The garment industry produces over 100 varieties of garments for different end-uses. Additionally, a section of the industry concentrates on manufacture of ethnic garments, or what are traditionally called “India Items”.
Exports
Exports of textiles (including garments) from India are worth around US $14 billion of which the share of garments is close to US$. 6.5 billion. The country is aiming at an exchange earning of $.50 billion by 2010. At the current rate, the country bids fair to reach the target. A break-up of export earnings for various arms of the textile industry is given below:
Per capita avalability
For people of a country of the size of India, the per capita consumption of garments, even after accounting for ethnic garments consumption is barely 6 pieces per annum whereas in countries like US (much smaller in population than India), it is close to 100 pieces per year.

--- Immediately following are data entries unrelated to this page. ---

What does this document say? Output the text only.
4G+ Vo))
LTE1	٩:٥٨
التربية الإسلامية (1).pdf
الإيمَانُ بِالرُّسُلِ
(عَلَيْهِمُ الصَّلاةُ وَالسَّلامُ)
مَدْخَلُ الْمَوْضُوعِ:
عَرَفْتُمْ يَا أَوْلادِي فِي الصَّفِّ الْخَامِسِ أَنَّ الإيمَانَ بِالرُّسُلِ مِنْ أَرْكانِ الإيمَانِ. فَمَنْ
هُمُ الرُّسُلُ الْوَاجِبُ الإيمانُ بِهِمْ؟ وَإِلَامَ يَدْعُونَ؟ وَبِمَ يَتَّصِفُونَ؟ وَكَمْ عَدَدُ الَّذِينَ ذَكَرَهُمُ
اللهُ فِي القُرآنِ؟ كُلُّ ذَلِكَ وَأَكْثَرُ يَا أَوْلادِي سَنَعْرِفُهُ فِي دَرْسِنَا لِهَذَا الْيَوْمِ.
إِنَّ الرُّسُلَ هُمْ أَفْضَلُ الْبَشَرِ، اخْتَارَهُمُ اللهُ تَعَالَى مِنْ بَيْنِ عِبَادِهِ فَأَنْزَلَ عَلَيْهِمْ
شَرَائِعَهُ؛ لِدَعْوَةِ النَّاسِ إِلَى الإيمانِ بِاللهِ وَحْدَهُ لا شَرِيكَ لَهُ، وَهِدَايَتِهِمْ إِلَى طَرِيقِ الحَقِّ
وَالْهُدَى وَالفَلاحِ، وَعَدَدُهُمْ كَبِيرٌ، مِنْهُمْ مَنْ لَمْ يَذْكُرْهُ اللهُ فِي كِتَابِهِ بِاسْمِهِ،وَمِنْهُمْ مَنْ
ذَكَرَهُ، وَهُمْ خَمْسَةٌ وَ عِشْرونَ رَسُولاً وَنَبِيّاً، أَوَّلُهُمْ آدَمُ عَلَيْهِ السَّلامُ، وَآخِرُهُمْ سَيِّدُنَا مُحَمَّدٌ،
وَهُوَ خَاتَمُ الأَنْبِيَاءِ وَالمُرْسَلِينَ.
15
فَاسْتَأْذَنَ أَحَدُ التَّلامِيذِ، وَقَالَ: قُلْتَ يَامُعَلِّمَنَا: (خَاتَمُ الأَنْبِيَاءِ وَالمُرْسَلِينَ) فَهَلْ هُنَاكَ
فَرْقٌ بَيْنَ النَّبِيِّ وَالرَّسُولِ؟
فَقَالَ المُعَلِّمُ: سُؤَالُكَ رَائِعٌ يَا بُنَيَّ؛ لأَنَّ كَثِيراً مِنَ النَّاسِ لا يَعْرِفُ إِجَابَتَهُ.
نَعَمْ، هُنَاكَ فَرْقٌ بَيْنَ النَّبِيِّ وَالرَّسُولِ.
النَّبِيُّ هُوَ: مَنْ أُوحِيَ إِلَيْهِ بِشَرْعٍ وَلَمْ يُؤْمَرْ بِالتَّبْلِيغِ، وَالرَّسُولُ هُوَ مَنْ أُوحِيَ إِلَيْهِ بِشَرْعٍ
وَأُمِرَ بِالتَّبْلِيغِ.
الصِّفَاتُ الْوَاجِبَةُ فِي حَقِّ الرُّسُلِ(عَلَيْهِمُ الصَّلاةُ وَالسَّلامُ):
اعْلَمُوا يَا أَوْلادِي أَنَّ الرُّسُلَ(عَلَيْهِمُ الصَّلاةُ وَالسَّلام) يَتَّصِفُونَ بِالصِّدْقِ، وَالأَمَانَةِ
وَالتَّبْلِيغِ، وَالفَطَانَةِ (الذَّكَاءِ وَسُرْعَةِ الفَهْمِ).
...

Thus, the scope in India is vast.
Reforms and the future
The Indian textile industry (including garments) is just emerging from the shadows of a debilitating quota system, a system which only skewed production for as long as ten years without any reward in return.
Government of India is going full steam on economic reforms. To begin with, government has steadily raised the ceiling for investment in plant and machinery of a unit from Rs 1 crore (i.e. US $0.23 million) to Rs 4 crore (i.e. US$. 0.91 million) for the unit to be considered as a unit in the small-scale sector. Insofar as garments are concerned the government, realizing its potential, has removed both the woven and knitted sectors from the limits fixed for the small-scale sector. This has resulted in investments flowing into this sector. Expansion of units by adding to capacity or by mergers are in full swing.
Amalgamations are the order of the day in the woven garment sector. Backward and forward integrations in the spinning and knitted garment sectors are in evidence, both with the object of ensuring a steady supply of inputs as well as to add value.
Foreign Direct Investment (FDI) has been permitted in the garment sector in the shape of joint ventures. FDI in retail is almost on the cards but, for the present, the franchise route is favoured.
Economic reforms have increased the spending power of the middle-income group which is growing bigger by the day. Consequently, purchasing power is on a high with malls, department stores, discount stores, all springing up in various parts of the country.
The consumer today demands value for money. Quality is of prime importance and the consumer is prepared to pay a price for it.
Government has been divesting of its resources sunk into various state-owned companies and utilizing the released resources to improve infrastructure, reform rural economy, undertake electrification of villages, provide clean drinking water to rural folk and generally uplift the rural economy and rural agriculture . Considering the fact that almost 60 per cent of India’s population lives in the villages, this new-found thrust will generate a demand for goods on a scale which cannot be fathomed. Industry has to move in syn to meet this growing demand.